A diverse panel of marketers explored that topic and more during a panel on customer experience at the MediaPost Brand Marketers Insider Summit last week.
“I don’t think we’re doing a great job at it,” said Ron Weber, senior marketing manager for acquisition at Quicken Inc. He said NPS surveys give the company some information and every other month Quicken talks to customers who have not renewed. That’s where they get a lot of insight as to what went wrong with the product in the customer’s eyes.
The customer care division in Tucson, Ariz., travels to Menlo Park, Calif, to sit with product marketers to talk about and with customers to validate the marketing. User research with eye-tracking identifies very clearly what is and isn’t working, Weber said.
Olga Pronin, marketing manager of Wham-O, said marketing speaks to consumers “all the time” and she is using the company’s relatively new social media presence to see complaints, expression of happiness and other emotions.
“They share pictures and videos of themselves being happy or sad,” Pronin said. “We definitely have a discussion with product development or engineering. We definitely get in touch with a consumer in person. We never put it to robotic answers.”
The expectation is for instant feedback and instant problem-solving in social media, she added. The company takes care to remember human connections and see its customers as individuals at all times.
“Wham-O receives messages that are two pages long – filled with emotions. ‘I bought a kite and it didn’t fly that well. It wasn’t flying as high as expected …’ I review all these messages and my heart is broken to pieces,” she said.
Sending a personal letter expressing how sorry the company was, signing it by hand and mailing it with a product has turned around attitudes, Pronin said.
“It’s not because it’s a marketing tool; it’s because you want to be human … ‘I’m the same person. I can feel you.’ You can imagine the feedback you get from people when you talk to them person to person,” she said. “When you put a name, a personal touch, it makes a big difference. I’m always open on Facebook and LinkedIn. I think it’s so important for brands to be more humanlike and less corporate. Be open to people and try to see them as people.”
Robert Davidman, CMO of RubyLife, wrapped up the panel. RubyLife markets “open-minded dating sites” such as Ashley Madison for married people who want to have affairs and Cougar Life for older women looking for younger men.
Ashley Madison ran into a breach of trust with its customers a few years ago when a data leak revealed the personal information of people using the site. Davidman did not dwell on that as he described the tagline to “find your moment.”
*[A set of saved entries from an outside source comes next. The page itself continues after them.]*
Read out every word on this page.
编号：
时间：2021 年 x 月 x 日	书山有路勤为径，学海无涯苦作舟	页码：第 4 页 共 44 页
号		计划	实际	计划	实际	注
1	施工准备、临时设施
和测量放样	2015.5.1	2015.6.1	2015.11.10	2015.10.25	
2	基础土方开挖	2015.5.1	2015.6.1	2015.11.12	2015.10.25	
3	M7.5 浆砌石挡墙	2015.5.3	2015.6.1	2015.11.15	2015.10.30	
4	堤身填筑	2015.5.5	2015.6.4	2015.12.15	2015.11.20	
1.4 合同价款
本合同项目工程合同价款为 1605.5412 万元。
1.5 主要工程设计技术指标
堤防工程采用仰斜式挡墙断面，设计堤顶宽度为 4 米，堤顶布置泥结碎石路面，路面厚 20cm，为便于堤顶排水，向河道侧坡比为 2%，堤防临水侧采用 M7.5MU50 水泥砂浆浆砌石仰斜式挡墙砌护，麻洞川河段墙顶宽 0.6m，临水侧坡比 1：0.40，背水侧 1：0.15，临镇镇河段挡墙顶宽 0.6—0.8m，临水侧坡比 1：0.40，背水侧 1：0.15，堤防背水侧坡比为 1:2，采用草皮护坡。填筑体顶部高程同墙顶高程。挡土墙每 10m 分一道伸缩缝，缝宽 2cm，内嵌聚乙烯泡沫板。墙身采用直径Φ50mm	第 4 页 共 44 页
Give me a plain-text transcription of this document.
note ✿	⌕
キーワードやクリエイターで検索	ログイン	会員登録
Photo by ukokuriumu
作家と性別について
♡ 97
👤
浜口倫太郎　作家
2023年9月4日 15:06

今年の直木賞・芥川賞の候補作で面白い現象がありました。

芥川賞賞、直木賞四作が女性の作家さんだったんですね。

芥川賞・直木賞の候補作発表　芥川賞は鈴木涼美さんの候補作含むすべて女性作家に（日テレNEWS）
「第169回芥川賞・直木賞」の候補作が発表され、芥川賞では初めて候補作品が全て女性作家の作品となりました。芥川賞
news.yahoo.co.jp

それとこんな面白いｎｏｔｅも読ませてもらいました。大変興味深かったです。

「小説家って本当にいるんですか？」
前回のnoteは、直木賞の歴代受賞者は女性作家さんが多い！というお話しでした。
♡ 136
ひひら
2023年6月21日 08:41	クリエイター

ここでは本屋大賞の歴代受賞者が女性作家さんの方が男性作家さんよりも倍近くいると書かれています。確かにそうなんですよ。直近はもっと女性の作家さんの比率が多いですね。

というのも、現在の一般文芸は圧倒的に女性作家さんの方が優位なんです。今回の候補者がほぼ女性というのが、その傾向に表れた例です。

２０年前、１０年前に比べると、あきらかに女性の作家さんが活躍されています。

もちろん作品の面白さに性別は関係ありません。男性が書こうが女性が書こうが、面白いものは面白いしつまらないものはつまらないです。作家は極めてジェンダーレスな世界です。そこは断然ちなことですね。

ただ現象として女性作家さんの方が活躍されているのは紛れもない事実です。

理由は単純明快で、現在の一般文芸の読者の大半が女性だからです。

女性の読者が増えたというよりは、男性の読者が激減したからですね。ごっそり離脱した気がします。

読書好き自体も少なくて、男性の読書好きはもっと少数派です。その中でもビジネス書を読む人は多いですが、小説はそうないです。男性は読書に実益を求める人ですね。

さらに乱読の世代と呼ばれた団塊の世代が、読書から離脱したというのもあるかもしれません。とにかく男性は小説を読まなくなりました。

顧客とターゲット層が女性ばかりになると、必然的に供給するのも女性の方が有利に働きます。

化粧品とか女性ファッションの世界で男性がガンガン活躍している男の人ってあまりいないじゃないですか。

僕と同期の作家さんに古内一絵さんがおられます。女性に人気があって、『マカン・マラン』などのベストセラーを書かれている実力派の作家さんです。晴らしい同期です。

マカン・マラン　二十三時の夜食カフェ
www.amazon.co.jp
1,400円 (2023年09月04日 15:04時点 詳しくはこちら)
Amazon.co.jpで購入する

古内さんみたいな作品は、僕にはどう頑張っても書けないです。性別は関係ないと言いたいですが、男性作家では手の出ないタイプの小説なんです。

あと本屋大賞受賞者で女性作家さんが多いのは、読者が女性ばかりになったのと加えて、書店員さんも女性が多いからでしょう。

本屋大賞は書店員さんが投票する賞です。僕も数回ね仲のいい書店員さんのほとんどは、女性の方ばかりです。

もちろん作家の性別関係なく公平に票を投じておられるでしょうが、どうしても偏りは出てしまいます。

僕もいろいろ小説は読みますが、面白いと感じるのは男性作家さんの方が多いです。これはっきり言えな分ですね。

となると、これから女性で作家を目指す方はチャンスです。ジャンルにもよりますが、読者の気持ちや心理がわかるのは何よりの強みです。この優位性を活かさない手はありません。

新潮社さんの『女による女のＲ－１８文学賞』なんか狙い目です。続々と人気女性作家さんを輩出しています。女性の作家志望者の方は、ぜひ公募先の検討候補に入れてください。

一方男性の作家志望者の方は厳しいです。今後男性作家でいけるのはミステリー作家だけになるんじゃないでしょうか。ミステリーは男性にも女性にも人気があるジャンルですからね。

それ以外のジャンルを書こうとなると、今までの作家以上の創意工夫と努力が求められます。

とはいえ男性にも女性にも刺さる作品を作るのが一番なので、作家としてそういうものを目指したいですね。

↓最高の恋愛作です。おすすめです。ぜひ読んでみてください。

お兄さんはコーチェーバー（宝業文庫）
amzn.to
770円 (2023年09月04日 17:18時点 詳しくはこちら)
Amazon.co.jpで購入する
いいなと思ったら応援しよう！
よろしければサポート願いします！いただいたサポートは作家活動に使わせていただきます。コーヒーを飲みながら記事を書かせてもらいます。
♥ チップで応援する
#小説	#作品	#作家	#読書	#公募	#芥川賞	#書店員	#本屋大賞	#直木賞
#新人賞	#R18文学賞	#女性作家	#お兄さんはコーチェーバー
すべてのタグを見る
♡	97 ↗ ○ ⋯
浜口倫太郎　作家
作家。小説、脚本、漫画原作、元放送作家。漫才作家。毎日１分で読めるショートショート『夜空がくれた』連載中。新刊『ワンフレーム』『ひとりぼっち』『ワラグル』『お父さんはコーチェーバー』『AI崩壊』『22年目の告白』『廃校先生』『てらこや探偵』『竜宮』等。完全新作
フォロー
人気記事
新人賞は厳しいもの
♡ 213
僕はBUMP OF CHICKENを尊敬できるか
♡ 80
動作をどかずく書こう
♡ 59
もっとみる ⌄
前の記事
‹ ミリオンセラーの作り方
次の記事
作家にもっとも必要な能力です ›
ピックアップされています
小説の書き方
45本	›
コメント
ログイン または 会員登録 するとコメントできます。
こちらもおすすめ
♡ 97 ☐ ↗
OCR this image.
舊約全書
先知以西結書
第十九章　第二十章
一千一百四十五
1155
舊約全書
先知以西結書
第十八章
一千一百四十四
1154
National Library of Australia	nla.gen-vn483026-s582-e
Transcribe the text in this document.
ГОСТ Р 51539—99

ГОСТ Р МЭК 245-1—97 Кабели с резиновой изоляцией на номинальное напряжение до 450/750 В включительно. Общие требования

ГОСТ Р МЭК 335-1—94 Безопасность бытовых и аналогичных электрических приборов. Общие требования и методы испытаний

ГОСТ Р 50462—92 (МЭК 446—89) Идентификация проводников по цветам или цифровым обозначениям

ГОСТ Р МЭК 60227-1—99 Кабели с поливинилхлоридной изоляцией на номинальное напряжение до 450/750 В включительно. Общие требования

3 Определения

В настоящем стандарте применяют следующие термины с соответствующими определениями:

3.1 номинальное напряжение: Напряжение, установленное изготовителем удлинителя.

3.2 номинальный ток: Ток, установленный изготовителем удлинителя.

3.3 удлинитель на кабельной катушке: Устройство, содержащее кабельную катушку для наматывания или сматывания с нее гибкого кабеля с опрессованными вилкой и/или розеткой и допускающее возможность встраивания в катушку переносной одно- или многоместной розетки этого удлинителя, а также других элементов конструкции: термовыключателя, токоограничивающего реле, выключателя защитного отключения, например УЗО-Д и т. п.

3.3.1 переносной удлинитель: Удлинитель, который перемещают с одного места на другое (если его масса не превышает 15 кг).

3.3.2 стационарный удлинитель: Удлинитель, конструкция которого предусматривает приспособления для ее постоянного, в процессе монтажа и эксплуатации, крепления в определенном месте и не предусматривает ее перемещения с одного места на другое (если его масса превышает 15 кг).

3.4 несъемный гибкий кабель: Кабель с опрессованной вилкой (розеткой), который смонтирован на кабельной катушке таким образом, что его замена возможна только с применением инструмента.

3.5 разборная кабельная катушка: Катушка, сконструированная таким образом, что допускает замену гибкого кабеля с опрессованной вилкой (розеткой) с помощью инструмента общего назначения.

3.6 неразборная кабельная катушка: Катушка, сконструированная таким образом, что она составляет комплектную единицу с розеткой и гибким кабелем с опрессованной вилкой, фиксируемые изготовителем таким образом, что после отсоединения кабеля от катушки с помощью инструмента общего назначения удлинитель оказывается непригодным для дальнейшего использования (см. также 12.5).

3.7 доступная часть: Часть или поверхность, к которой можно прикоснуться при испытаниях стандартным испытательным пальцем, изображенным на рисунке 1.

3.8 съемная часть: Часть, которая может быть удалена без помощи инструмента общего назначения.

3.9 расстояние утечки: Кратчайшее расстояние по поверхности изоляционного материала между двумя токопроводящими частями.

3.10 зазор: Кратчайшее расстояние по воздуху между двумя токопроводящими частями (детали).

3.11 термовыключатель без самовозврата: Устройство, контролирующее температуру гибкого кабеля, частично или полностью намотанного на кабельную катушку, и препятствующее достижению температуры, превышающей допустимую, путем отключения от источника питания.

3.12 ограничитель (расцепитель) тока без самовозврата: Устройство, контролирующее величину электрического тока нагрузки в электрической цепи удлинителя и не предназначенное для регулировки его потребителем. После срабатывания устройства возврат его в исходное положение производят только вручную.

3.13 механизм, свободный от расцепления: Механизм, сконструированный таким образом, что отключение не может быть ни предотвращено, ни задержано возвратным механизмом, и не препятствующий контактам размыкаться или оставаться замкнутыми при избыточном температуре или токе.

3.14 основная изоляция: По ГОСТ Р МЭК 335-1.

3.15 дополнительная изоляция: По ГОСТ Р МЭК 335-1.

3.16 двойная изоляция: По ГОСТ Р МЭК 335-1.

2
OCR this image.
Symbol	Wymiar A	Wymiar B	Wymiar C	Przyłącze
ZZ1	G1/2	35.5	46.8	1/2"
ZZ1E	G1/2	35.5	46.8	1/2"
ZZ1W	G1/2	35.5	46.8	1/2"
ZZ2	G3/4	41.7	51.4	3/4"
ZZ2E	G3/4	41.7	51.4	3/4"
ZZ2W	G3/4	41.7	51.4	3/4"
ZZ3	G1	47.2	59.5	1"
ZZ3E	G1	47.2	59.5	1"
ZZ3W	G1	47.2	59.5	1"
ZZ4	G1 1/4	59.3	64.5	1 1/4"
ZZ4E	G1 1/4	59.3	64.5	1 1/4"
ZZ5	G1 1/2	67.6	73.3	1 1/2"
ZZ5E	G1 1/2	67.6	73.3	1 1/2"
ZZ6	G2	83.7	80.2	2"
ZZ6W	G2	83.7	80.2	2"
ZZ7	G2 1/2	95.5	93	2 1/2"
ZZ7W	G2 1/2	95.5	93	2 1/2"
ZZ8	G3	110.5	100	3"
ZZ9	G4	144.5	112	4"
He offered an example of how it looks at consumer behavior on the site to create new products and enhance existing ones.
Stats revealed that men and women creating profiles on Ashley Madison seemed to have trouble conveying exactly what they were looking for, so the company created a product allowing someone to purchase a profile makeover and talk to an expert who has seen all the successful profiles.
Marketing can send a message to a subset of customers, he said, to see if they are interested in the product, how adoption is, and then determine if it will scale. It’s a way to use data and numbers but in a real customer experience that product people can understand.